Бабка вгляделась в мутные от лихорадки глаза, которые не могли скрыть ясного и полностью проснувшегося разума. Разума без малейших иллюзий, такого человека трудно переубедить и поддержать, да и нуждался ли он в этом? Недавно еще казалось, ледяная корка поддалась, начала оплывать и вот-вот осыплется кусками, открывая человеческую душу… Но даже сейчас эти светлые глаза излучали холод. Где-то там внутри все еще работал мощный рефрижератор, поддерживающий температуру почти вечной мерзлоты, и никакой жар не в состоянии на него повлиять. Амалия отвернулась. Этот мальчик прав, замораживая фундамент, на котором было выстроено здание, вместившее всю его жизнь. Она даже попробовала вообразить: мрачная готика пополам с грандиозным сталинским размахом и основательностью. Дом был пустым и темным. А чужак, случайно заглянувший внутрь, провалится в многочисленные ловушки подвалов, осыпающихся лестниц и разобранных полов верхних этажей, заблудится в лабиринтах бесконечных коридоров. Зажечь огонь в очаге способен лишь тот, кого хозяин беспрепятственно пропустит внутрь, оберегая от всех опасностей, защитит, укрывая внутри своего уютного и продуманного сооружения. И этот внутренний свет преобразил бы всё. Но из голубых глаз на нее смотрела только тьма. Нет, просто темнота, обещавшая кому-то спокойные сны и покой. Ему и самому тоже не мешало бы подольше поспать.

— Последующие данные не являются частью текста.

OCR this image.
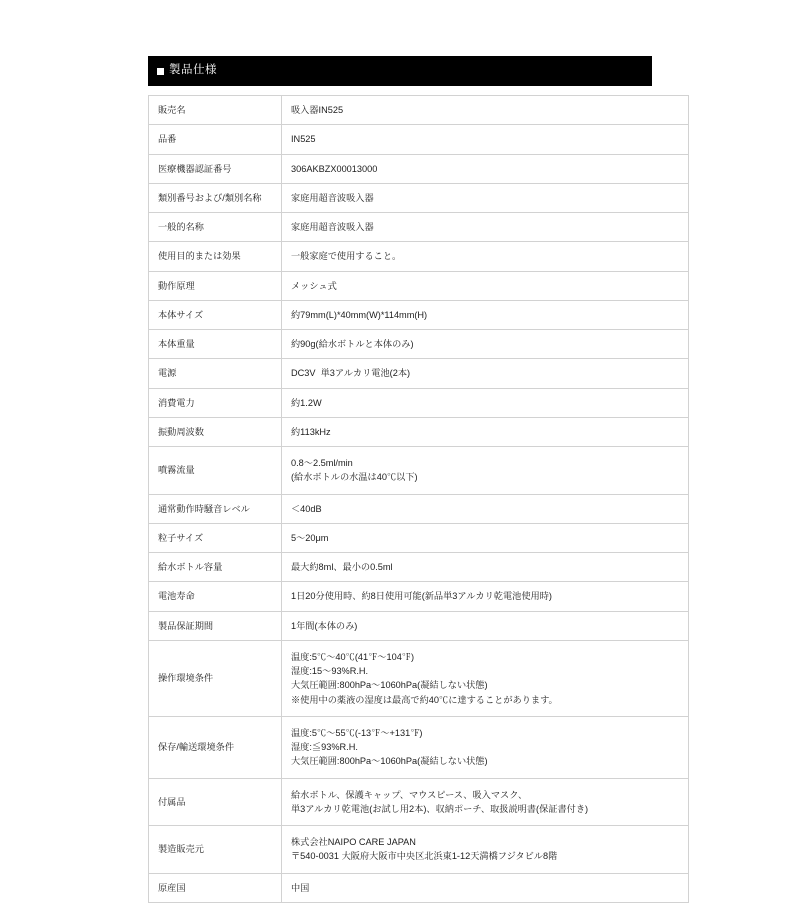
製品仕様
販売名	吸入器IN525

品番	IN525

医療機器認証番号	306AKBZX00013000

類別番号および/類別名称	家庭用超音波吸入器

一般的名称	家庭用超音波吸入器

使用目的または効果	一般家庭で使用すること。

動作原理	メッシュ式

本体サイズ	約79mm(L)*40mm(W)*114mm(H)

本体重量	約90g(給水ボトルと本体のみ)

電源	DC3V  単3アルカリ電池(2本)

消費電力	約1.2W

振動周波数	約113kHz

噴霧流量	0.8～2.5ml/min
(給水ボトルの水温は40℃以下)

通常動作時騒音レベル	＜40dB

粒子サイズ	5～20μm

給水ボトル容量	最大約8ml、最小の0.5ml

電池寿命	1日20分使用時、約8日使用可能(新品単3アルカリ乾電池使用時)

製品保証期間	1年間(本体のみ)

操作環境条件	温度:5℃～40℃(41℉～104℉)
湿度:15～93%R.H.
大気圧範囲:800hPa～1060hPa(凝結しない状態)
※使用中の薬液の湿度は最高で約40℃に達することがあります。

保存/輸送環境条件	温度:5℃～55℃(-13℉～+131℉)
湿度:≦93%R.H.
大気圧範囲:800hPa～1060hPa(凝結しない状態)

付属品	給水ボトル、保護キャップ、マウスピース、吸入マスク、
単3アルカリ乾電池(お試し用2本)、収納ポーチ、取扱説明書(保証書付き)

製造販売元	株式会社NAIPO CARE JAPAN
〒540-0031 大阪府大阪市中央区北浜東1-12天満橋フジタビル8階

原産国	中国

– Лёша, я позже принесу вам отвар, а если будете отдыхать, оставлю на столе.
Два одеяла более или менее уравновесили температуру, и наконец-то дрожь прошла. Алексей чувствовал, что снова оказался на какой-то грани сна и яви, понимал, что один в комнате на мягком лежаке, но в ушах звучал голос той, которой здесь быть не могло. Так случается, когда начинаешь засыпать. Слышать было приятно, обрывки слов никак не складывались во что-то связное, он не мог понять, что Лена говорит и кому, лежал неподвижно, чтобы растянуть удовольствие подольше. Провалившись в сон, он снова потеряет этот голос. А чуть шевельнувшись, проснется окончательно, оставшись в убийственной полной тишине.
Он перестал понимать слова, знал, что спит, почему-то знал, поэтому даже и не пытался их понимать. Зачем? Когда она просто стоит рядом, рассказывает что-то второпях, отбрасывает прядь волос, упавшую на лицо, улыбается… Конечно, это сон. Потому что только там может произойти невозможное. От прикосновений ее губ уходит странное давящее ощущение в голове, сейчас он ясно услышал бы любой звук, но звуков больше нет. Зачем? Ощущение счастья здесь и сейчас заполнило все тело, будто смывая боль. «Господи, если ты есть… Отвернись! Мне не нужна еще и зависть богов».
***
Грицких был не в духе. Раздражало еще и то, что вызванный для беседы Фомин явился вовремя, а вот сам с делами проковырялся и отнюдь не подавал сейчас примера пунктуальности.
– Еще пару минут подождите, Илья. Если хотите, поставьте пока чайник.